Redécouverte.

 

2013, année Michel Warlop.

Michel qui ?

En 2011, une biographie documentée, « Michel Warlop, génie du violon swing », l’Harmattan, par Pierre Guingamp, voulait redonner sa place à ce musicien curieux, tourmenté qui créait difficilement, de tout son corps, de tout son esprit, Body and Soul – thème emblématique du jazz.1 Première tentative pour rendre compte de manière exhaustive de son parcours. Daniel Nevers, dans plusieurs notes de pochette avait lancé quelques pistes proposant même le qualificatif de « génie » pour ce violoniste. A juste titre même si les « puristes » font profession de détester les cordes sauf, peut-être, Stéphane Grappelli. Ils ne savent pas que, avant la trompette, le violon était l’instrument maître des premiers orchestres de jazz…

Il fallait aussi l’entendre. Le jazz ne se contente pas de l’écrit. Il a une dimension d’oralité qui rend l’enregistrement indispensable pour sa connaissance et pas seulement pour son histoire. Le disque est une nécessité vitale pour la transmission et l’apprentissage.

Alain Gerber, responsable chez Frémeaux et associés de la collection Quintessence, a décidé d’ajouter Michel Warlop à sa galerie. Il ne dépareille pas. Il était logique qu’il demandât à Daniel Nevers d’écrire le livret. Il est tout de grâce et donne les renseignements nécessaires à la compréhension et de l’homme et du musicien. Cette sélection n’épuise pas l’écoute de Michel Warlop, notamment ne sont pas reproduits ici ces faces de décembre 1937 – une grande année et pas seulement pour le jazz – avec Django Reinhardt dont ce « Christmas swing » superbe emportement du violoniste qui laisse le guitariste assis. Il s’agit d’introduire dans les mondes de ce violon que personne ne sait trop où ranger. Il fait partie de ces inclassables, marginaux que le jazz produit en grandes quantités et qui se font oublier comme le jazz lui-même.

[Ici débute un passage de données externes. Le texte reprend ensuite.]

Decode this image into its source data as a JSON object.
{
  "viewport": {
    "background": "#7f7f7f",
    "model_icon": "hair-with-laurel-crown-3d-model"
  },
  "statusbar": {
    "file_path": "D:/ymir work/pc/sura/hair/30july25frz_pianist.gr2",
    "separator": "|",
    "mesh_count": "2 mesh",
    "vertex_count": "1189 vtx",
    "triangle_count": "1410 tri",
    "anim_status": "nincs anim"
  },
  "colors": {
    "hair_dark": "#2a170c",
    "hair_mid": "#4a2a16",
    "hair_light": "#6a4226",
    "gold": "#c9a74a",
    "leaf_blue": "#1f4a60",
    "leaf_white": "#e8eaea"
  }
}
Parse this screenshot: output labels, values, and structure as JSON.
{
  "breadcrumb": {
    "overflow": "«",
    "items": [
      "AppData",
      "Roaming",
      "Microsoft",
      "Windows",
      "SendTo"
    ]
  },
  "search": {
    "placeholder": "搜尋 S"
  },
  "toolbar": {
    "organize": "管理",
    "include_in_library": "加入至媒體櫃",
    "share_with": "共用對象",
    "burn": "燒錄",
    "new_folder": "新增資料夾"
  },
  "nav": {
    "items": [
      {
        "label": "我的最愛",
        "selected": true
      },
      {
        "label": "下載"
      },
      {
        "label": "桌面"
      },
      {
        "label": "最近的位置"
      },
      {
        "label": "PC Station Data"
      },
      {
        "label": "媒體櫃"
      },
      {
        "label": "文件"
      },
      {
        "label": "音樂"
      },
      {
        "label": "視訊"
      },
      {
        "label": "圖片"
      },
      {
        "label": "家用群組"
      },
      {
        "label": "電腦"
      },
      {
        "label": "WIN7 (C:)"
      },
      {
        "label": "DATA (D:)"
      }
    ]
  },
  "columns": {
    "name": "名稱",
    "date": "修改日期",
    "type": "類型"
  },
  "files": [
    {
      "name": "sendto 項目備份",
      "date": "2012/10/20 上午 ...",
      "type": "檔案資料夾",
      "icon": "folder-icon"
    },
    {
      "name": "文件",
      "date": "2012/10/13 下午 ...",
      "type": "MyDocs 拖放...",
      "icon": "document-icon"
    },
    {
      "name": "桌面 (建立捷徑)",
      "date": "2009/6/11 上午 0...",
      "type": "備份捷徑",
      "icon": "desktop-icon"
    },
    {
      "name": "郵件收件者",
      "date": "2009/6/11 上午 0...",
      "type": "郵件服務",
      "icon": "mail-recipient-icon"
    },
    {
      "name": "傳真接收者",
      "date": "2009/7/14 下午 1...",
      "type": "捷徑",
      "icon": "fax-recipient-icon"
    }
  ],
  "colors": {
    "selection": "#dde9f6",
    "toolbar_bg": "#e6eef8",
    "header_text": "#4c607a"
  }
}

Retracer la carrière de Michel Warlop – prononcez ouarlop, il est né à Douai le 25 janvier 1911 et mort d’épuisement le 6 mars 1947, une année terrible que cette année là – c’est traverser ces années 1920 – où il tombe dans la tanière de ce diable bleu qui s’appelle le jazz – et 30 où il participe à ces orchestres étranges qui ont nom Grégor et ses grégoriens, Patrick et son jazz sans compter Ray Ventura et les autres orchestres de ce jazz de variétés qui marque profondément toute la chanson française.

Michel, né dans une famille de boulangers, fréquente le Conservatoire de Douai et devait être destiné à une carrière de concertiste classique. Le « Zeitgeist » de ces années, le jazz,2 sert d’étendard à la révolte de toute la jeunesse à commencer par les surréalistes et Jean Cocteau. Il ne pouvait que prendre cette tangente pour créer un univers, le sien. Ce ne sera pas facile. Il fallait qu’il oublie son apprentissage pour s’approprier une nouvelle mémoire, celle du jazz, mémoire du passé et de l’avenir. Il le fera dans la souffrance. Et dans l’alcool et d’autres substances pour perdre pied, pour accéder à d’autres strates, pour passer de l’autre côté du miroir comme a voulu le faire Cocteau. Il y a du poète chez Warlop.

Ce coffret de deux CD fait la démonstration que le génie n’est pas dans les gènes mais qu’il s’acquière au prix d’un travail sur soi-même, dans l’oubli et la mémoire. Paradoxalement mais logiquement, c’est pendant la période de l’Occupation que Warlop pourra le plus créer. Contrairement à une idée toute faite, le jazz a droit de cité pendant cette période qui voit la vraie naissance d’un jazz français. Django devient une vedette et le violoniste aussi même si c’est dans une moindre mesure. Les concerts de jazz sont pleins à craquer… Grâce à Raymond Legrand, chef d’orchestre sur les antennes collaborationnistes – et père de Michel – il dirigera un septuor à cordes. Il faut entendre cette « Tempête sur les cordes », ce « swing concerto » de presque 8 mn (deux faces de 78t) et les autres compositions de ce temps. Il faut entendre Michel Warlop, il parle de nous, de notre difficulté à accepter le monde tel qu’il est. Il parle d’un autre monde, celui de nos rêves, celui de la fraternité et de la liberté. Souhaitons que ces compositions puissent renaître de leurs cendres pour qu’il vive de nouveau.

Nicolas BENIES.

« Michel Warlop, 1933 – 1943 », présenté par Daniel Nevers, collection Quintessence, Frémeaux et associés, distribué par Socadisc.

1 Voir ma chronique reproduite sur mon site www.soufflebleu.fr

2 Voir ma contribution au livre collectif « Eclats du Front populaire », Syllepse.